A morte de Afonso Dhlakama é uma perda para Moçambique. Muitas personalidades já o afirmaram e Raúl Domingos, político que trabalhou com o líder histórico da Renamo durante 20 anos, é apologista da mesma ideia. Para Domingos, Dhlakama foi um mestre, por isso, “tudo o que sou hoje, como político e como militar é graças a ele”, afirmou, acrescentando que uma das formas de homenagear Dhlakama é levar a Renamo ao poder.

Segundo entende Raúl Domingos, o foco, agora, deve ser a preservação da paz, da democracia, da liberdade e respeito pelos direitos humanos, porque negociar é dar e receber. “Hoje vamos consagrar o pai da democracia”, disse o político que chefiou as negociações que conduziram aos Acordo Geral de Paz, em Roma.

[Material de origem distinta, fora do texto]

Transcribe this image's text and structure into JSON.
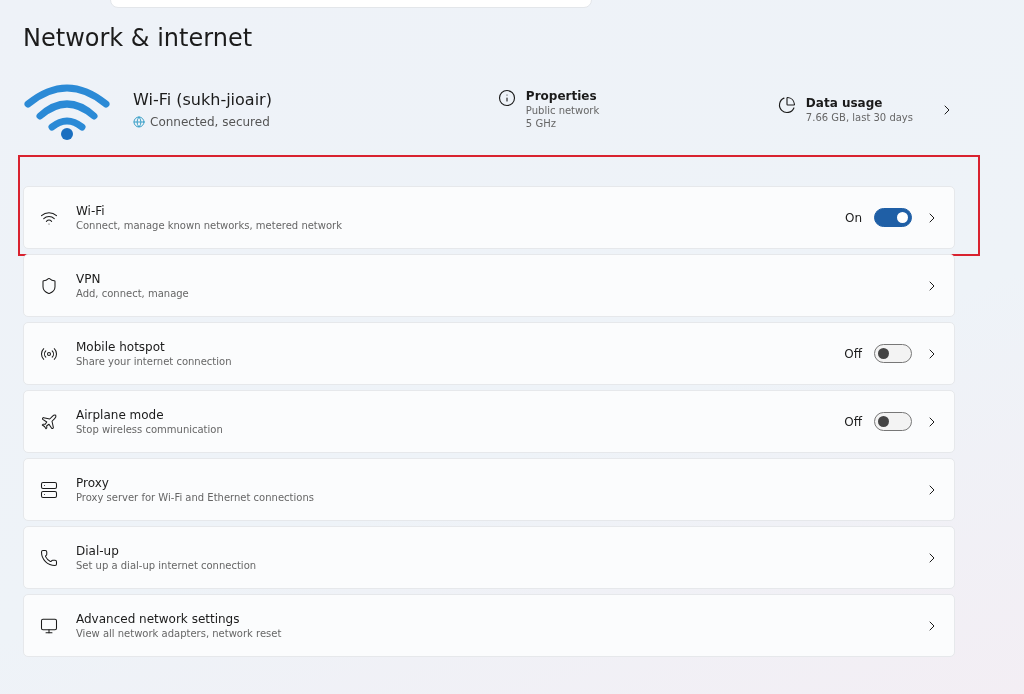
{
  "page_title": "Network & internet",
  "connection": {
    "name": "Wi-Fi (sukh-jioair)",
    "status": "Connected, secured"
  },
  "properties": {
    "title": "Properties",
    "lines": [
      "Public network",
      "5 GHz"
    ]
  },
  "data_usage": {
    "title": "Data usage",
    "detail": "7.66 GB, last 30 days"
  },
  "items": [
    {
      "kind": "wifi",
      "title": "Wi-Fi",
      "subtitle": "Connect, manage known networks, metered network",
      "toggle_label": "On",
      "on": true,
      "highlighted": true
    },
    {
      "kind": "vpn",
      "title": "VPN",
      "subtitle": "Add, connect, manage",
      "highlighted": false
    },
    {
      "kind": "hotspot",
      "title": "Mobile hotspot",
      "subtitle": "Share your internet connection",
      "toggle_label": "Off",
      "on": false,
      "highlighted": false
    },
    {
      "kind": "airplane",
      "title": "Airplane mode",
      "subtitle": "Stop wireless communication",
      "toggle_label": "Off",
      "on": false,
      "highlighted": false
    },
    {
      "kind": "proxy",
      "title": "Proxy",
      "subtitle": "Proxy server for Wi-Fi and Ethernet connections",
      "highlighted": false
    },
    {
      "kind": "dialup",
      "title": "Dial-up",
      "subtitle": "Set up a dial-up internet connection",
      "highlighted": false
    },
    {
      "kind": "advanced",
      "title": "Advanced network settings",
      "subtitle": "View all network adapters, network reset",
      "highlighted": false
    }
  ]
}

Raúl Domingos conheceu Afonso Dhlakama a 5 de Maio de 1980. Portanto, o líder histórico da Renamo morreu dois dias antes de ambos completarem 38 anos desse acontecimento.

A urna contendo os restos mortais de Afonso Dhlakama acaba de chegar ao largo dos CFM com a guarda de honra.

O largo dos CFM, na cidade da Beira, está preenchido por milhares de pessoas que acompanham as cerimónias fúnebres de Afonso Dhlakama. No meio da multidão, a sociedade civil está representada por Adriano Nuvunga, quem considera o momento que se vive no país como o de celebração da vida e obra de um homem que deu a oportunidade de os moçambicanos terem liberdade de direitos de expressão e participação na vida política. “Afonso Dhlakama contribuiu para que tenhamos democracia. Nós, como sociedade civil, tínhamos que estar aqui para celebrar a vida e obra dele”, disse Nuvunga.

De acordo com Adriano Nuvunga, o país não terá paz sólida enquanto uns tiverem privilégios do que outros. “Os esforços do Presidente da República devem ser no sentido de termos possibilidades de todos sermos tratados como iguais”.   

 

“Homens como tu não morrem, reinventam-se”. A mensagem proferida pela representante da família Dhlakama, esta manhã, no largo dos CFM, na Beira, foi dita aos soluços, entre lágrimas.

A inaugurar o momento dos elogios fúnebres, a família Dhlakama disse que a obra do líder histórico da Renamo tem dimensão mundial. “Estarás sempre presente nos nossos corações. Descanse em paz”.

Além da família Dhlakama, a Comunidade de Santo Egídio também discursou. A representante daquela entidade disse que Moçambique perde um dos protagonistas da sua história recente e do Acordo Geral de Paz. Para a Comunidade de Santo Egídio, depois do conflito dos 16 anos, Dhlakama escolheu a paz, com coragem.